I get the idea that Boeing hates its workers. It is pretty obvious. It moved its HQ to Chicago to get away from them. It tried to farm out its 787 production (labeled by one wit here as the "Dreamsmoker") to a huge number of smaller, cheaper operations. And then had to come back to its Seattle wonks to fix things when these third-party guys confused batteries with hibachis. And despite the fact the Puget Sound continues to produce the lions' share of planes, despite attempts to farm them out elsewhere.
My opinion? I support the local unions on this for doing the right thing. Yes, it may reduce the number of jobs (or reduce the angle of the slide as Boeing tries to weasel away from Washington anyway). But my commute sucks enough already - adding more people to the job pool is probably a bad thing. Plus the fact that new airplane interiors are apparently made for Playskool Little People, so its not like I going to be riding comfortably in these new, lowest bidder airliners.
Want me to change my tune, legislature? Sure. Fund public transportation and get a decent roads package through your spending-adverse minds. The cries for austerity are loud right up to the point where a large corporation is involved. Then the gates are thrown wide on the shadow of a promise that a company seeking to save every nickel will not try to welsh on the deal. And if you MUST insist on giving money to aerospace giants, let's invite Airbus over to visit every so often.

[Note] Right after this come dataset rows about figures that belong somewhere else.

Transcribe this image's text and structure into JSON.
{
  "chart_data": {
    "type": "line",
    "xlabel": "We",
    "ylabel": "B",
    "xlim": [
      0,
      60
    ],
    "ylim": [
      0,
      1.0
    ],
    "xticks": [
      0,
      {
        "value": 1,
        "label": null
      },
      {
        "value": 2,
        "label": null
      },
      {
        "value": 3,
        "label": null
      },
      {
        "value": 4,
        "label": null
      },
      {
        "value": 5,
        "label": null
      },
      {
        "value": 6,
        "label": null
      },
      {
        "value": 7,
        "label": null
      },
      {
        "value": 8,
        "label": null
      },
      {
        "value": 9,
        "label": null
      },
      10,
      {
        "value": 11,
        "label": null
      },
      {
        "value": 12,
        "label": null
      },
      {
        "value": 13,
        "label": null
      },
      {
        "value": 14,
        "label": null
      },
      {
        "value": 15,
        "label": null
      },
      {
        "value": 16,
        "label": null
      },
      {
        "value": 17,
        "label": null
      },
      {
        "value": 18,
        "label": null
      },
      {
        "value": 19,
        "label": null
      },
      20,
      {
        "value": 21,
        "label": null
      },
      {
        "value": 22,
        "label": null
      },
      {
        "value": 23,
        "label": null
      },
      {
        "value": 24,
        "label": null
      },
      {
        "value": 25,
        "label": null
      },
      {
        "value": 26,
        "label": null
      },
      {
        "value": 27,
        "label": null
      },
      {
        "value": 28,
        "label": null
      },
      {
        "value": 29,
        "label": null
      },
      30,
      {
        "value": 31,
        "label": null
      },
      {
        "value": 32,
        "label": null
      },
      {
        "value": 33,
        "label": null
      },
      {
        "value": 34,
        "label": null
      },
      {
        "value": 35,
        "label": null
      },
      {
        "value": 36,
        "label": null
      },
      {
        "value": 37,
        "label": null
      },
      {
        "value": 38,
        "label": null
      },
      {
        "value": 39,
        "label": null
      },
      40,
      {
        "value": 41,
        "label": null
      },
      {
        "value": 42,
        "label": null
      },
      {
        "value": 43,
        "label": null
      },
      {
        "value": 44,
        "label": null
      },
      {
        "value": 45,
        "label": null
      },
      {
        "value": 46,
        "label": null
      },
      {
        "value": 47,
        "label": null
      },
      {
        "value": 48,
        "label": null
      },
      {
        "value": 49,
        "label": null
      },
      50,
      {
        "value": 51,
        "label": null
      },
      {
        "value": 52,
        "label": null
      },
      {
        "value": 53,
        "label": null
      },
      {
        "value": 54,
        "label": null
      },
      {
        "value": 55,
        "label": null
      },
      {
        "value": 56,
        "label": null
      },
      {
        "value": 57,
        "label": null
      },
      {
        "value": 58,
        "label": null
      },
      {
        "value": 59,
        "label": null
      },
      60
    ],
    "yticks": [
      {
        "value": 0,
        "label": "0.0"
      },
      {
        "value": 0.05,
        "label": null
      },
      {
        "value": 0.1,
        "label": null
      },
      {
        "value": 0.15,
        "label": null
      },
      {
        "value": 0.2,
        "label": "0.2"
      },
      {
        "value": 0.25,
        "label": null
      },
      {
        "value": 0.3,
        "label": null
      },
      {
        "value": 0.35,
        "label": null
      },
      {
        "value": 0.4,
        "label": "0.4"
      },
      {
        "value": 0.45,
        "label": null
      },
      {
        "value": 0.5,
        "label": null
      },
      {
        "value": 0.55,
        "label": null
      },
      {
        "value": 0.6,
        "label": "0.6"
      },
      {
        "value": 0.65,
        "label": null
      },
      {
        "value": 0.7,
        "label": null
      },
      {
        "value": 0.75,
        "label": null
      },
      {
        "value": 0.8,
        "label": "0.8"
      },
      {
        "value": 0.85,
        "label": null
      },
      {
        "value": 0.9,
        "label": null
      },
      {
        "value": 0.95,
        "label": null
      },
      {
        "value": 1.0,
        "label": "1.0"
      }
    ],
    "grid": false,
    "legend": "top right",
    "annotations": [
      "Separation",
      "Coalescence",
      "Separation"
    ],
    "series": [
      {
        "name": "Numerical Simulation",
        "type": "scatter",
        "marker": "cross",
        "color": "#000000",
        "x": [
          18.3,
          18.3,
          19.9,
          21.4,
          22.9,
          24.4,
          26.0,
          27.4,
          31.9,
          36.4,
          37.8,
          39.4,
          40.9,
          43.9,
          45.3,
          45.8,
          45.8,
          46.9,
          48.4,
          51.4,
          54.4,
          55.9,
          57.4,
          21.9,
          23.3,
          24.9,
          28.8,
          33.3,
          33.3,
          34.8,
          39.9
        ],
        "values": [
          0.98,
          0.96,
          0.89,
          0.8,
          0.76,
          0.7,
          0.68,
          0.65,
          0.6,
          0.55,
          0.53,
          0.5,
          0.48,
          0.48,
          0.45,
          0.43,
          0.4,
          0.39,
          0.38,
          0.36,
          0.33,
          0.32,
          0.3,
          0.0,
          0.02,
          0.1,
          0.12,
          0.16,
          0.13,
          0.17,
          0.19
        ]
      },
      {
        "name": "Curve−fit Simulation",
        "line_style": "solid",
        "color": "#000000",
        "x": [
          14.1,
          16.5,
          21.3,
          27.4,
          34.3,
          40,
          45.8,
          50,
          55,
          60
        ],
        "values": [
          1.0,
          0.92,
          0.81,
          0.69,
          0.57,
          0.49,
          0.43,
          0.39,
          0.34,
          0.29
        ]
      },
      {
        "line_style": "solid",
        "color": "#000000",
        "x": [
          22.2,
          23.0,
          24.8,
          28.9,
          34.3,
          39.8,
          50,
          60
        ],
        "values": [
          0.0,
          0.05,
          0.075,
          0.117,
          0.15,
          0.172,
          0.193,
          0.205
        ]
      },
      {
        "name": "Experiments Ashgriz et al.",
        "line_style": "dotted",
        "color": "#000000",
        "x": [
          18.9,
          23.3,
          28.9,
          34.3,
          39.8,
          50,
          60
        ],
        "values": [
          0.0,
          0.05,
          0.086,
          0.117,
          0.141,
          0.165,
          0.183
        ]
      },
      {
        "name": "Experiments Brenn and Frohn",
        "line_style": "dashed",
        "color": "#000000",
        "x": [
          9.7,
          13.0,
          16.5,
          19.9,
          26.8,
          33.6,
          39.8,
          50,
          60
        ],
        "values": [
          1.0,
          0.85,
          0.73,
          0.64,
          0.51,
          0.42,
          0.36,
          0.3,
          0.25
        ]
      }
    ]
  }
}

And for Boeing Execs? Here's the secret to breaking the unions - pay your people in Texas and South Carolina better. No, seriously. Ten years of competitive wages in those areas will raise the tech levels of the work force and make the unions here looks like some ancient dinosaurs. Unions come into being because the management does not deal square with its employees. It is hard to argue about freezing worker pensions when your CEO's own pension went up by $20 Million last year. Practice a little of that corporate wisdom, and you will, long-term, win.
Otherwise, you're looking at coming back to Seattle workforce when your "lowest possible bidder" triple-seven starts getting cranky.